To make the math easier, instead of thinking of an a:b ratio for the split, let's suppose that you have a fractional split that puts an ε fraction of the elements in one subcall and the remaining (1-ε) fraction in the other. For simplicity, we'll assume that 1-ε ≥ ε so that we can talk about a larger and smaller half of the array.
With this modified merge sort, there's still linear work done per call, plus the work required to do two recursive calls, one on εn elements and one on (1-ε)n elements. This means that we have the recurrence relation
T(n) = T(εn) + T((1-ε)n) + O(n)
So what does this recurrence solve to? Well, there are a few different ways we can think about this. I think the easiest option would be to imagine a recursion tree and to count the work per level.
Imagine we have a really large n and think about what shape the recursion tree will take. At the top level, we have a single call of size n. On the level below, we have one call of size εn and one of size (1-ε)n. Below that we have one call of size ε2n, two of size ε(1-ε)n, and one of size (1-ε)2n. (This would be a great time to take out a sheet of paper and draw this out so that you can see what's going on - with a visual, this will make tons of sense).

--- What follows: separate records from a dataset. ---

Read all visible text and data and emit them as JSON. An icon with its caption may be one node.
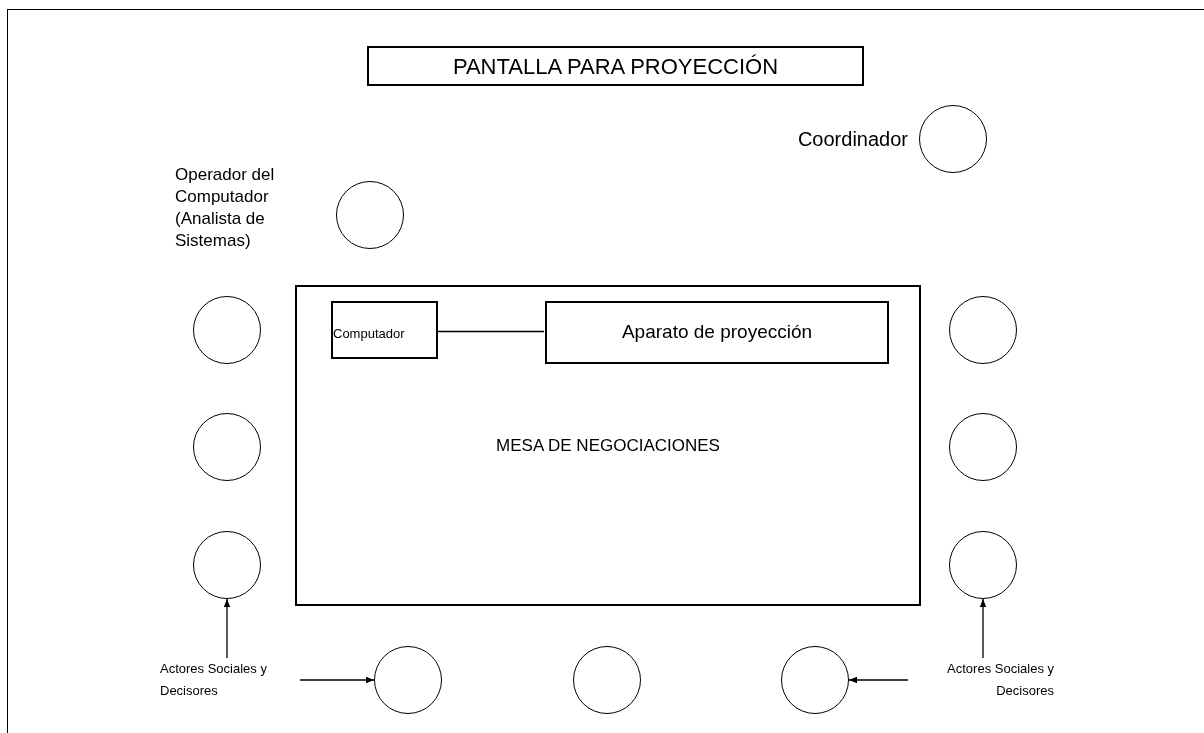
{
  "diagram": {
    "nodes": [
      {
        "text": [
          "PANTALLA PARA PROYECCIÓN"
        ]
      },
      {
        "text": [],
        "shape": "circle",
        "beside": [
          "Coordinador"
        ]
      },
      {
        "text": [],
        "shape": "circle",
        "beside": [
          "Operador del Computador (Analista de Sistemas)"
        ]
      },
      {
        "text": [
          "MESA DE NEGOCIACIONES"
        ]
      },
      {
        "text": [
          "Computador"
        ],
        "in": 3
      },
      {
        "text": [
          "Aparato de proyección"
        ],
        "in": 3
      },
      {
        "text": [],
        "shape": "circle"
      },
      {
        "text": [],
        "shape": "circle"
      },
      {
        "text": [],
        "shape": "circle"
      },
      {
        "text": [],
        "shape": "circle"
      },
      {
        "text": [],
        "shape": "circle"
      },
      {
        "text": [],
        "shape": "circle"
      },
      {
        "text": [],
        "shape": "circle"
      },
      {
        "text": [],
        "shape": "circle"
      },
      {
        "text": [],
        "shape": "circle"
      },
      {
        "text": [
          "Actores Sociales y Decisores"
        ]
      },
      {
        "text": [
          "Actores Sociales y Decisores"
        ]
      }
    ],
    "edges": [
      {
        "from": 4,
        "to": 5,
        "arrow": "none"
      },
      {
        "from": 15,
        "to": 8,
        "arrow": "to"
      },
      {
        "from": 15,
        "to": 12,
        "arrow": "to"
      },
      {
        "from": 16,
        "to": 11,
        "arrow": "to"
      },
      {
        "from": 16,
        "to": 14,
        "arrow": "to"
      }
    ]
  }
}
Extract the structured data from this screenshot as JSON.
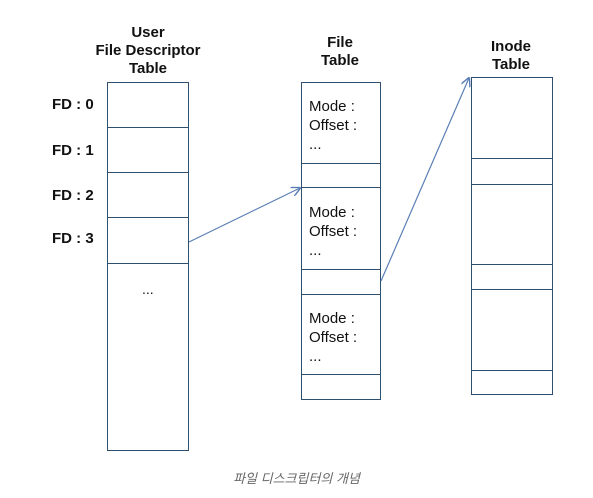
{
  "fd_table": {
    "title_lines": [
      "User",
      "File Descriptor",
      "Table"
    ],
    "rows": [
      "FD : 0",
      "FD : 1",
      "FD : 2",
      "FD : 3"
    ],
    "ellipsis": "..."
  },
  "file_table": {
    "title_lines": [
      "File",
      "Table"
    ],
    "entries": [
      {
        "mode": "Mode :",
        "offset": "Offset :",
        "more": "..."
      },
      {
        "mode": "Mode :",
        "offset": "Offset :",
        "more": "..."
      },
      {
        "mode": "Mode :",
        "offset": "Offset :",
        "more": "..."
      }
    ]
  },
  "inode_table": {
    "title_lines": [
      "Inode",
      "Table"
    ]
  },
  "caption": "파일 디스크립터의 개념",
  "colors": {
    "border": "#2f4f6f",
    "arrow": "#5b7fb5",
    "caption": "#666666"
  }
}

This may sound Hairy and Scary, but it's actually not so bad. Remember that the work done by each call is O(n), so we can determine the work per level by summing up all the work done by all the calls in each individual layer of the tree. The top layer has one call of size n, so there's O(n) work done. If you sum up the sizes of all the calls in the second layer, you'll see that it works out to n as well, so the total work done in that layer is O(n). The math is a bit harder in the third layer, but the size of all the calls also works out to n, so O(n) total work is done in that layer as well. (Again, check this on your own to confirm you see why!)
Turns out that this isn't a coincidence. Notice that each recursive call splits the array cleanly into two pieces and recurs on each individually, so as we go from one layer to the next, the total sizes of the arrays in the sub calls should always total n. (Well, mostly. Eventually the arrays get so small that the recursion bottoms out, but more on that in a minute). That means that we're doing O(n) work per level, so the total work done is going to be O(n) times the number of layers. So what's that?
Well, as with many divide and conquer algorithms, notice that in this algorithm, the size of each subarray is always a constant fraction smaller than the original array. Whenever you see this pattern, you should quickly jump to the conclusion that after O(log n) steps, the array shrinks to size one and we're done. Why? Because if you repeatedly divide by a constant, it takes O(log n) iterations to shrink to size one.
Overall, this very rough analysis tells us that the runtime should be O(n log n): O(n) work per layer and O(log n) layers.
Now, there are some concerns to watch for here because the recursion tree has a slightly weird shape. Specifically, since the split isn't balanced, the tree will not be a complete binary tree, with the branches that shrink by a factor of ε bottoming out before the branches that shrink by a factor of (1-ε). This isn't a problem, though. If we pretend that all of those missing calls still happen anyway, we end up with an over approximation of the total work done, so our O(n log n) bound at worst overstates the runtime. It turns out to be asymptotically tight. One way to see this is that there are O(log n) layers before the branch that shrinks by a factor of ε dies out and in the part of the tree corresponding to that region we know that O(n log n) work is done.
This looks like homework, so I'll leave as an exercise the details of filling in all the gaps and working out the base of all the logarithms. Good luck!